Computex Assembly 18 Hours and Counting – Computex 2012 Update

Arriving in Taipei, Taiwan a few days early allowed us an unexpected ‘behind the scenes’ look at Computex 2012 where we couldn’t help but be amazed at the work displayed to put on one of the worlds largest technology events.

It reminds us of CeBIT 2012 in Hanover, Germany, where we observed a polizei escorted procession of close to 1000 trucks as the massive event was disassembled n record time.  In similar fashion, let’s take a walk through Computex with less than 18 hours before doors open.

Credit has to be given to Computex organizers as well as those of each exhibitor because putting an event such as this together is a monumental affair.  Computex 2011 saw 121, 515 visitors attend the show which was comprised of just under 5000 booths belonging to somewhere in the area of 2000 exhibitors.

Something we don’t seem to appreciate is the work that goes into the show where each and every exhibit is built from the ground up by workers who work endlessly to get things going.  Not ever having been behind the scenes, it was just so easy to believe companies showed up with their pre-fab displays ready to go.
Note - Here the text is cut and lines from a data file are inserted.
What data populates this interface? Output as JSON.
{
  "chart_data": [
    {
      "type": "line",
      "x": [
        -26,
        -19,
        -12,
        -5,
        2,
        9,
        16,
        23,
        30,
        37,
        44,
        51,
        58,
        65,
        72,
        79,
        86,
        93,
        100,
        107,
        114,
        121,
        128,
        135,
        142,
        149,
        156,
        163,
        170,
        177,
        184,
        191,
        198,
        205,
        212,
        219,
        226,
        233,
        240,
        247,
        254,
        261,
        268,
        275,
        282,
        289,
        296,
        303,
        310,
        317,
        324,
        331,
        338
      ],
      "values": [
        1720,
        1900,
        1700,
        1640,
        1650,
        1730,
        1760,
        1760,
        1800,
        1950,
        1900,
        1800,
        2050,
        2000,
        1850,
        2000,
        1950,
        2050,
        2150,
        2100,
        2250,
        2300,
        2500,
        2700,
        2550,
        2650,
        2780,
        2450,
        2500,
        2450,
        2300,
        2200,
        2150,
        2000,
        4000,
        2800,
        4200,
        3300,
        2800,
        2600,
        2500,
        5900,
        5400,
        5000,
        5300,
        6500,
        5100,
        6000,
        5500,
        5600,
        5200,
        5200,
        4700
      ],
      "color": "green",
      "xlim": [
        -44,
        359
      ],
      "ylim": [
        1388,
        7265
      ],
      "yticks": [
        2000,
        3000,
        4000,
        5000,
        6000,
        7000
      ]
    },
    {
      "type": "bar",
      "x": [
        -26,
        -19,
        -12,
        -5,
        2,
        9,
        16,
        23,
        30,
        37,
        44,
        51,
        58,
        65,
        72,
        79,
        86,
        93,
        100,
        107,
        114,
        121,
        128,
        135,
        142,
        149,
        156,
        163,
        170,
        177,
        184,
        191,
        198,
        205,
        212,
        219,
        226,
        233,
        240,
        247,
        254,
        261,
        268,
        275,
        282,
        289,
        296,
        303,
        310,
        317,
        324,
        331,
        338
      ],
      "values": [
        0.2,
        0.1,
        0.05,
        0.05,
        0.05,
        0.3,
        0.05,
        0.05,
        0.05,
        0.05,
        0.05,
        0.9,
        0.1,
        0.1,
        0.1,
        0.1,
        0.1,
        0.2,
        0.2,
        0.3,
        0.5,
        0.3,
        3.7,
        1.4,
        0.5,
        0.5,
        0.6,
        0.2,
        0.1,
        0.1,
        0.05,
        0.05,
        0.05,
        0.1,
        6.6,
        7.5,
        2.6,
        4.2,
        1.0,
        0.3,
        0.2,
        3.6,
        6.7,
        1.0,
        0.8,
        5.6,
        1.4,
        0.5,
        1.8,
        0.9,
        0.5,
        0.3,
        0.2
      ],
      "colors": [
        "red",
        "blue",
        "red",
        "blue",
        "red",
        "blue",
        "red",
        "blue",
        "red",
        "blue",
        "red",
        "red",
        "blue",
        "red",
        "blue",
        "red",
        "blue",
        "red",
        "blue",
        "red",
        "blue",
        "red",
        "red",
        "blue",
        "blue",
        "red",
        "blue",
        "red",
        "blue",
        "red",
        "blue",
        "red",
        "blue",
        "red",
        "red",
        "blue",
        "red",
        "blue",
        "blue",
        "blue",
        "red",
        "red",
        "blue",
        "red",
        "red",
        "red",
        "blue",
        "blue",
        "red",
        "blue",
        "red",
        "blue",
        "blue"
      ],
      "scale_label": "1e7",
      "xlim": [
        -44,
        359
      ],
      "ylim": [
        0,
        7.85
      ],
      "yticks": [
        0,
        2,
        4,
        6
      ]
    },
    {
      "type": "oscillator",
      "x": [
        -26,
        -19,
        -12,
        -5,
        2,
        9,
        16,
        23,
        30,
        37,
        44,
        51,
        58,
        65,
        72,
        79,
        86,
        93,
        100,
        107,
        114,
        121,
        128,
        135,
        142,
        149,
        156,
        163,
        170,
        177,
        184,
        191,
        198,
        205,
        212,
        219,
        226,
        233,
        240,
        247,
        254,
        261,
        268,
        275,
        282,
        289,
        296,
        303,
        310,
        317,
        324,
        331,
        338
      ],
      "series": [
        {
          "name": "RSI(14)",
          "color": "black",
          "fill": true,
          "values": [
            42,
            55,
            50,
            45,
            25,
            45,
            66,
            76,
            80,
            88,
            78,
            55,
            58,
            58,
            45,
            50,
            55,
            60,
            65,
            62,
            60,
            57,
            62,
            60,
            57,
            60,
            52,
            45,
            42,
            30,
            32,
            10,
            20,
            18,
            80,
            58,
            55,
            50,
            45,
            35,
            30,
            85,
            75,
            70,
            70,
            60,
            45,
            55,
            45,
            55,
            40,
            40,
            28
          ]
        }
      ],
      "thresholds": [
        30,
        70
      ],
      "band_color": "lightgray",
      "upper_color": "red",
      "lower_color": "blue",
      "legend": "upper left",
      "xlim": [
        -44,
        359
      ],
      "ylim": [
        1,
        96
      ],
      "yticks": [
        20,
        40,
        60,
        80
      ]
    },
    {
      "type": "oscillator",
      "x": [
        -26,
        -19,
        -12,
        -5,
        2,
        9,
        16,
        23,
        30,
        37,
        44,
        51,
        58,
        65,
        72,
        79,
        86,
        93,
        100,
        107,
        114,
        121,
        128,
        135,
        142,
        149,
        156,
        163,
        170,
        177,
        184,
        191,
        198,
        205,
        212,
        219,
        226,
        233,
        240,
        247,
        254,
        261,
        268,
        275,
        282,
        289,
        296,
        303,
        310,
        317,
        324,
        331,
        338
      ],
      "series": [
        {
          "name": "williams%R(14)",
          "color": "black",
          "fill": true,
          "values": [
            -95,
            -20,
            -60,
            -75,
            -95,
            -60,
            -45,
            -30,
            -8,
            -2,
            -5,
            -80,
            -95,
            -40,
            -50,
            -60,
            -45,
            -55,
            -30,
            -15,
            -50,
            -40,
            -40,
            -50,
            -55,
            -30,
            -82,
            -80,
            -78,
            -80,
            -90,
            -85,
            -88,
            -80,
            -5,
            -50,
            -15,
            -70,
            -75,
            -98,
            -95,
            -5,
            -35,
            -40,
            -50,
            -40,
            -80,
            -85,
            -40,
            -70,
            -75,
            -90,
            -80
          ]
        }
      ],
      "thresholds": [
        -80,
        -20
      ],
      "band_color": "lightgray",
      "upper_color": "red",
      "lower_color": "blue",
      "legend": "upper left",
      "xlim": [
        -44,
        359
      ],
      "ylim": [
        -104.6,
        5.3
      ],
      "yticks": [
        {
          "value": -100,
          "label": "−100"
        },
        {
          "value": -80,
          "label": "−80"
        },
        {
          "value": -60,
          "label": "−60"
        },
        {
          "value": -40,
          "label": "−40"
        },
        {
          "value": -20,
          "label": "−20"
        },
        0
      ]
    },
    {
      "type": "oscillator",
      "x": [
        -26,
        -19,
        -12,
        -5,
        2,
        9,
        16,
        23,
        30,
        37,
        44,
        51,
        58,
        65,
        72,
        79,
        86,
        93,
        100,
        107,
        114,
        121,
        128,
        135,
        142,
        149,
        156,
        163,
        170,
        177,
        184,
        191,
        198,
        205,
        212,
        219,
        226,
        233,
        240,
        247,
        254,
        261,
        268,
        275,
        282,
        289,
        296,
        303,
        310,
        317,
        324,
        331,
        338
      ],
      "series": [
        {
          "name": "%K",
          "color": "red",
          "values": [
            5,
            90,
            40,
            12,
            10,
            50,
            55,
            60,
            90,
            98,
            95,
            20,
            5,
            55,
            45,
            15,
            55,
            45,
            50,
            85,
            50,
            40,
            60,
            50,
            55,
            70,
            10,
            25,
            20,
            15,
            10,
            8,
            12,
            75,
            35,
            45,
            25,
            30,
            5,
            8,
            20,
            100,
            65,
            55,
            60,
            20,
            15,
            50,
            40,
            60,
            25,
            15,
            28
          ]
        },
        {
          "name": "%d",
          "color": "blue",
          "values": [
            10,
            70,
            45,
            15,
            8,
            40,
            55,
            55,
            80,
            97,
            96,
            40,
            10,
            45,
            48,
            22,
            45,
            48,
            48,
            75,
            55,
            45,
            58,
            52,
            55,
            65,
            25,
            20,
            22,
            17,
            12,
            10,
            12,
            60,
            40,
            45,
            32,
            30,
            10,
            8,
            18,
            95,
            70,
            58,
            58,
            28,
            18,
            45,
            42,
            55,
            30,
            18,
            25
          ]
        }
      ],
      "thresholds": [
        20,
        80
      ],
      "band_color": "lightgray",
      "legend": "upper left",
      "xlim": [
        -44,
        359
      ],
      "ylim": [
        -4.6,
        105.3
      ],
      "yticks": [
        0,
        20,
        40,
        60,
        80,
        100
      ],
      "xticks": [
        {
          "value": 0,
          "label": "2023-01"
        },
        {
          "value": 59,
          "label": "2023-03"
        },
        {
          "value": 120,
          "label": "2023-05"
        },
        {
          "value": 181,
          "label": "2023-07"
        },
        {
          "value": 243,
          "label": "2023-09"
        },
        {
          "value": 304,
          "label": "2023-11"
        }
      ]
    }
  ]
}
During our walk, we were fortunate to find a translator and speak to one of the workers who stated that all were on a deadline with less than 18 hours until the show.  Many who have been here for a long day already could find themselves working right to the deadline to make sure the event was ready to go.  Obviously in events such as this, one finds anywhere they can to catch up a bit on their rest.


This shot of a very clear front entrance will not be seen whatsoever in the next few days as hoards of people try to file in to be the first to catch a glimpse of this year in technology.

blankLast but not least, one can’t help but be amazed at the beauty of nature  found inside this small city of just under 7 million people as we glanced through the trees at Taipei 101, the worlds second largest functional structure at 1,666 feet in height and a cost of 1.8 billion dollars to build.